Security Assertion Markup Language (SAML) is an open standard that lets identity providers pass authorization credentials to service providers. It is the most widely used protocol for enterprise Single Sign-On in education. When a user tries to access an application, SAML handles authentication by exchanging XML-based messages between the identity provider (which verifies the user) and the service provider (which grants access).

In a typical school deployment, the institution's identity provider (like Microsoft Azure AD or Shibboleth) authenticates users and sends a SAML assertion to the application. That assertion contains information about the user's identity and their authorized roles. The application trusts the assertion and grants access without requiring a separate login.

SAML 2.0 is especially important in higher education, where federated identity systems like InCommon let users from one institution access resources at another. OpenEduCat supports SAML 2.0, enabling single sign-on for institutions that already have identity management in place.

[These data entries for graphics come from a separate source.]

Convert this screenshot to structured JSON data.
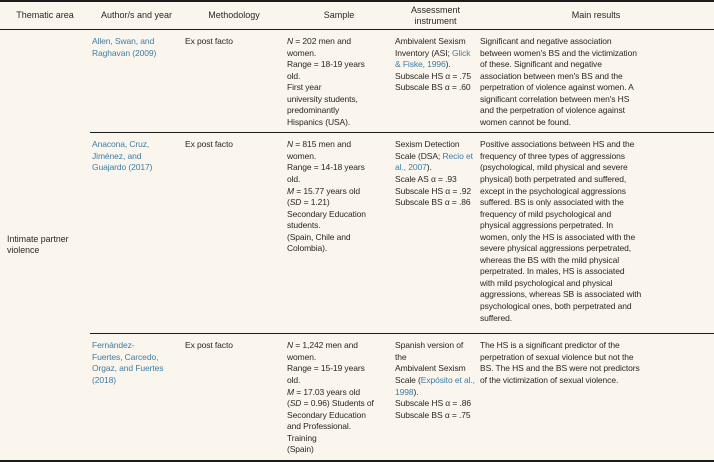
{
  "colors": {
    "background": "#faf5ed",
    "text": "#2b2724",
    "link": "#3d7ea6",
    "border": "#1e1c1a"
  },
  "header": {
    "columns": [
      "Thematic area",
      "Author/s and year",
      "Methodology",
      "Sample",
      "Assessment\ninstrument",
      "Main results"
    ]
  },
  "thematic_area": "Intimate partner violence",
  "rows": [
    {
      "authors": "Allen, Swan, and\nRaghavan (2009)",
      "methodology": "Ex post facto",
      "sample": [
        {
          "text": "N",
          "style": "italic"
        },
        {
          "text": " = 202 men and\nwomen.\nRange = 18-19 years\nold.\nFirst year\nuniversity students,\npredominantly\nHispanics (USA)."
        }
      ],
      "assessment": [
        {
          "text": "Ambivalent Sexism\nInventory (ASI; "
        },
        {
          "text": "Glick\n& Fiske, 1996",
          "style": "link"
        },
        {
          "text": ").\nSubscale HS α = .75\nSubscale BS α = .60"
        }
      ],
      "main_results": "Significant and negative association\nbetween women's BS and the victimization\nof these. Significant and negative\nassociation between men's BS and the\nperpetration of violence against women. A\nsignificant correlation between men's HS\nand the perpetration of violence against\nwomen cannot be found."
    },
    {
      "authors": "Anacona, Cruz,\nJiménez, and\nGuajardo (2017)",
      "methodology": "Ex post facto",
      "sample": [
        {
          "text": "N",
          "style": "italic"
        },
        {
          "text": " = 815 men and\nwomen.\nRange = 14-18 years\nold.\n"
        },
        {
          "text": "M",
          "style": "italic"
        },
        {
          "text": " = 15.77 years old\n("
        },
        {
          "text": "SD",
          "style": "italic"
        },
        {
          "text": " = 1.21)\nSecondary Education\nstudents.\n(Spain, Chile and\nColombia)."
        }
      ],
      "assessment": [
        {
          "text": "Sexism Detection\nScale (DSA; "
        },
        {
          "text": "Recio et\nal., 2007",
          "style": "link"
        },
        {
          "text": ").\nScale AS α = .93\nSubscale HS α = .92\nSubscale BS α = .86"
        }
      ],
      "main_results": "Positive associations between HS and the\nfrequency of three types of aggressions\n(psychological, mild physical and severe\nphysical) both perpetrated and suffered,\nexcept in the psychological aggressions\nsuffered. BS is only associated with the\nfrequency of mild psychological and\nphysical aggressions perpetrated. In\nwomen, only the HS is associated with the\nsevere physical aggressions perpetrated,\nwhereas the BS with the mild physical\nperpetrated. In males, HS is associated\nwith mild psychological and physical\naggressions, whereas SB is associated with\npsychological ones, both perpetrated and\nsuffered."
    },
    {
      "authors": "Fernández-\nFuertes, Carcedo,\nOrgaz, and Fuertes\n(2018)",
      "methodology": "Ex post facto",
      "sample": [
        {
          "text": "N",
          "style": "italic"
        },
        {
          "text": " = 1,242 men and\nwomen.\nRange = 15-19 years\nold.\n"
        },
        {
          "text": "M",
          "style": "italic"
        },
        {
          "text": " = 17.03 years old\n("
        },
        {
          "text": "SD",
          "style": "italic"
        },
        {
          "text": " = 0.96) Students of\nSecondary Education\nand Professional.\nTraining\n(Spain)"
        }
      ],
      "assessment": [
        {
          "text": "Spanish version of the\nAmbivalent Sexism\nScale ("
        },
        {
          "text": "Expósito et al.,\n1998",
          "style": "link"
        },
        {
          "text": ").\nSubscale HS α = .86\nSubscale BS α = .75"
        }
      ],
      "main_results": "The HS is a significant predictor of the\nperpetration of sexual violence but not the\nBS. The HS and the BS were not predictors\nof the victimization of sexual violence."
    }
  ]
}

SAML is the dominant identity federation standard in higher education specifically because it was designed for cross-organizational trust relationships. That is critical for institutions that participate in research collaborations, consortia, and multi-campus systems where one identity provider needs to authenticate users across multiple organizations.

The practical setup involves three components: the Identity Provider (IdP), which holds the directory of users; the Service Provider (SP), which is the application requesting authentication; and the browser, which carries encrypted assertions between them. When a student clicks "Login" on the LMS, the LMS redirects the browser to the institution's IdP with a SAML authentication request. The IdP authenticates the student and sends a signed assertion back to the LMS through the browser. The whole thing takes less than a second from the user's perspective.

When evaluating education software, SAML support is non-negotiable if you use an enterprise identity provider like Active Directory. The setup process should be well-documented, and your identity provider admin should be able to complete it without vendor help using standard configuration parameters. Red flags include vendor requirements for custom attribute mappings that deviate from standards, proprietary SAML extensions, or long delays between metadata exchange and working authentication.